Bolsonaro discute com usuários que o criticaram no Twitter. 
Foto: Reprodução

Apesar de ter mais seguidores no Facebook (9,3 milhões) do que no Twitter (3,4 milhões), Bolsonaro mostra claramente que prefere a rede de microblogs. Nos últimos seis meses, publicou 1.110 tuítes, 300 postagens a mais do que no site de Mark Zuckerberg. Além de assuntos de governo, se manifesta com regularidade sobre temas polêmicos e pouco institucionais, muitas vezes de forma jocosa. Em 24 de janeiro, mesmo dia em que o deputado Jean Wyllys anunciou seu exílio autoimposto, o presidente postou uma mensagem breve: "Grande dia!". Conseguiu 83 mil curtidas e 8 mil retuítes.
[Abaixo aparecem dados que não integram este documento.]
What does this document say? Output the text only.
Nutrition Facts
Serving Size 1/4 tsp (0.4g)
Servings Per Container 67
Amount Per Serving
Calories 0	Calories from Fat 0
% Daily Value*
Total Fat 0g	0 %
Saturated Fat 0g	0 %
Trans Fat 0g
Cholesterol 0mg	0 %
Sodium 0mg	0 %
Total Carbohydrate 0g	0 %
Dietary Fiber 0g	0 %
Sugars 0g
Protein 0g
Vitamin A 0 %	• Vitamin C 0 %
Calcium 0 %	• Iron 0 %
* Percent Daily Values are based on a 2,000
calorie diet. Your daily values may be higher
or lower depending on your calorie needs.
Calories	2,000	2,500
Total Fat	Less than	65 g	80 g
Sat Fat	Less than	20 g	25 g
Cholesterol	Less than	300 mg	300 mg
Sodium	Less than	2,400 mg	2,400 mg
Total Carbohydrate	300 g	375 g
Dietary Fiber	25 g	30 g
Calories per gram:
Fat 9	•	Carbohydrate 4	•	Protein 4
Jânio Quadros foi o notório presidente que governava por bilhetes. "Leio a um jornal que o ministério está em crise... Veja se a localiza para mim", pediu, com ironia, a um de seus subordinados, em 1961. Tal hábito era a alegria da imprensa e a fonte de muitos conflitos no alto escalão. Fernando Collor deu um passo além na coloquialidade em 1991, quando, ao se tornar presidente, disse ter "aquilo roxo", insinuando virilidade. Com Lula, o vocabulário informal tornou-se regra. Bolsonaro, com seus tuítes, sinaliza desconhecer a fronteira entre a informalidade e a grosseria.